Présentée à l’Ouest comme le combat de la démocratie libérale contre le totalitarisme, la guerre froide était décrite par les Soviétiques comme le produit de la lutte entre l’impérialisme capitaliste et le monde socialiste. Une idée qui court tout au long du livre est que l’idéologie ne pesait pas d’un poids égal des deux côtés ; contrairement à ce qui est souvent affirmé, elle jouait un rôle plus important dans les motivations américaines. « La cause de la guerre froide, soutient Zubok, est la décision américaine de bâtir et maintenir un ordre libéral mondial, non un plan de l’Union soviétique pour répandre le communisme en Europe. » L’affirmation contenue dans la première partie de la phrase est assurément exagérée. Mais la seconde partie énonce une vérité trop souvent négligée. À Yalta, Staline défendait moins le communisme que, dans un esprit nationaliste, les ambitions territoriales de la puissance qui avait recueilli l’héritage de l’Empire russe. Dans le même esprit, si les Soviétiques ont voulu être présents au Moyen-Orient, remarque Zubok, c’était « pour y être », d’une manière qui leur assure une présence et une influence comparables à celles des États-Unis. De manière générale, souligne-t-il, on ne comprend rien au comportement de l’URSS tout au long de la guerre froide si l’on fait abstraction de l’énorme besoin de reconnaissance dont il était l’expression : reconnaissance comme ennemi puissant à redouter, mais aussi comme partenaire capable de traiter d’égal à égal avec les États-Unis et de diriger le monde avec eux.       

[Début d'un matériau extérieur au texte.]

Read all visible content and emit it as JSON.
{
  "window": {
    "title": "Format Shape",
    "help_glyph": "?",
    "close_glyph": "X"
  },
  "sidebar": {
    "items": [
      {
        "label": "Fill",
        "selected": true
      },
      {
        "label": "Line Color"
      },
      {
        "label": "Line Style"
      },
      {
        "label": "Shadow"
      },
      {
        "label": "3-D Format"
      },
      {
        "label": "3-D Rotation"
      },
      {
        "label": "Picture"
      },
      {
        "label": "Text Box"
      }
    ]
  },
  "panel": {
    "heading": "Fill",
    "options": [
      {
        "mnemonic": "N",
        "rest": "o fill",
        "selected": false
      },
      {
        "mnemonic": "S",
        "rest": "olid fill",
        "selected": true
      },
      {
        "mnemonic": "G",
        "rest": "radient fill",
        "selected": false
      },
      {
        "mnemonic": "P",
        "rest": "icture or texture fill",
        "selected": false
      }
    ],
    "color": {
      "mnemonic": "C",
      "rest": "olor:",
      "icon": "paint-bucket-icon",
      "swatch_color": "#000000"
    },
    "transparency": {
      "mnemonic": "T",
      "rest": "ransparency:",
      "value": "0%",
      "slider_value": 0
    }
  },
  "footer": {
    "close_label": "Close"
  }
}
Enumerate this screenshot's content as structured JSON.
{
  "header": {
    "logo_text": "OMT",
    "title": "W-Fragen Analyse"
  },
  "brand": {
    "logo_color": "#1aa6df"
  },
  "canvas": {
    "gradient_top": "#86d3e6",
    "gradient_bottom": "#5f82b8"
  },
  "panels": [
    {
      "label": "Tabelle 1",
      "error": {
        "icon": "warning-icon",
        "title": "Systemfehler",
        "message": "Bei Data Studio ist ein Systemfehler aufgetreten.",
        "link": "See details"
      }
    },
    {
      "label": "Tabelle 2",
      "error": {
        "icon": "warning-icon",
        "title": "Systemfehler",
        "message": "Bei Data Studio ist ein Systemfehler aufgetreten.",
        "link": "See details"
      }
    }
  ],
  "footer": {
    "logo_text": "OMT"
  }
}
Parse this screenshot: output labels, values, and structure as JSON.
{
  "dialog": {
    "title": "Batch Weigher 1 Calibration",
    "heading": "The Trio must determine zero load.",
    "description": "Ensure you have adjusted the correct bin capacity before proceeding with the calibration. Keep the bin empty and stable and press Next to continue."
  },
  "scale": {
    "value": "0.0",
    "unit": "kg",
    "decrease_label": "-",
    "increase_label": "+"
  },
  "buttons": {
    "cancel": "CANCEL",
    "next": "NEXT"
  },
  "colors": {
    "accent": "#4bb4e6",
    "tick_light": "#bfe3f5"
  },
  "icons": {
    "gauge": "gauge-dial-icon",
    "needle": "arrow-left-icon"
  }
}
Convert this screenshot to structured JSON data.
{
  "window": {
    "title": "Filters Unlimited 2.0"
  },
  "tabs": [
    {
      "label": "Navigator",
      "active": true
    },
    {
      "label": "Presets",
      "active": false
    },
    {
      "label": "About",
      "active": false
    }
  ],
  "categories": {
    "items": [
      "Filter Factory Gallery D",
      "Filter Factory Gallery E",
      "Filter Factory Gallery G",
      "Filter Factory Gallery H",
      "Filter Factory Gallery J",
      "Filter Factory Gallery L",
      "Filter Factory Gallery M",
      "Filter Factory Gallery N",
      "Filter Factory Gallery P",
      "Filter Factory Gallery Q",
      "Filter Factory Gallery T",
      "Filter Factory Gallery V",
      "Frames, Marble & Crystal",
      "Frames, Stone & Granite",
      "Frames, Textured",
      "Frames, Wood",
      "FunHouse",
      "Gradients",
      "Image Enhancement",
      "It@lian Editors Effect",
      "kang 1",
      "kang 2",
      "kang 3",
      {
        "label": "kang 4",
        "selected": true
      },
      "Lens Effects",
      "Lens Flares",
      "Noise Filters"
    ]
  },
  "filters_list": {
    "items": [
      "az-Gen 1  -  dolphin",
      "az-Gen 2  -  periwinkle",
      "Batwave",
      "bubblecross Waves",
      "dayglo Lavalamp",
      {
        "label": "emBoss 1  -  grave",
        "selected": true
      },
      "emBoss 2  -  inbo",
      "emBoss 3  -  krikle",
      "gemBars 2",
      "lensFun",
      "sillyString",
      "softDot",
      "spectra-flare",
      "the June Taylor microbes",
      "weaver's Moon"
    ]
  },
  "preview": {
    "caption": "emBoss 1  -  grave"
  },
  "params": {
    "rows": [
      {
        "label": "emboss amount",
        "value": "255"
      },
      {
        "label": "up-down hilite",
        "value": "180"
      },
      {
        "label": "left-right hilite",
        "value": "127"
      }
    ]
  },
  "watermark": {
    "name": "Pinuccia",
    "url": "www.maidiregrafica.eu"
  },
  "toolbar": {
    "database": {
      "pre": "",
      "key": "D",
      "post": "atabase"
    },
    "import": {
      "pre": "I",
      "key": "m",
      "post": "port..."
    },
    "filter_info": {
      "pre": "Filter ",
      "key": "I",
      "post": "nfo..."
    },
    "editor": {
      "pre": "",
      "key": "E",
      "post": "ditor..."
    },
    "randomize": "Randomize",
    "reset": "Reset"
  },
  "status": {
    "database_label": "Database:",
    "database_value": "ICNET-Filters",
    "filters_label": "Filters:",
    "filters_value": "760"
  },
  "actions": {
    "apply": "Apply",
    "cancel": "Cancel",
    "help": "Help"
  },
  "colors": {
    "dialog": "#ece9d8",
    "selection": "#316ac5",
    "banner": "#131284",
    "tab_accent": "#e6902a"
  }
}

Lecteur de Thucydide, Zubok rappelle qu’à l’origine des guerres, il y a toujours « la peur, l’honneur et l’intérêt » : « Guerres, crises et luttes de gangs ont quelque chose en commun : elles sont le produit de l’intérêt, mais aussi de fortes émotions, de l’arrogance et de la peur. Les deux côtés veulent projeter une impression de dureté, de supériorité, de crédibilité. Les deux côtés craignent de perdre s’ils ne frappent pas les premiers. » Ceci peut se traduire par des comportements infantiles. En décidant de faire exploser en 1961 la « Tsar Bomba » de 50 mégatonnes (la plus puissante bombe nucléaire jamais construite), « c’est comme si Nikita Khrouchtchev s’était engagé avec les Américains dans une querelle de bac à sable entre des enfants : “Tu as davantage de jouets que moi, mais le mien est plus gros” ». Il savait bien, pourtant, qu’aucun missile n’était à même de transporter un tel monstre jusqu’aux États-Unis. 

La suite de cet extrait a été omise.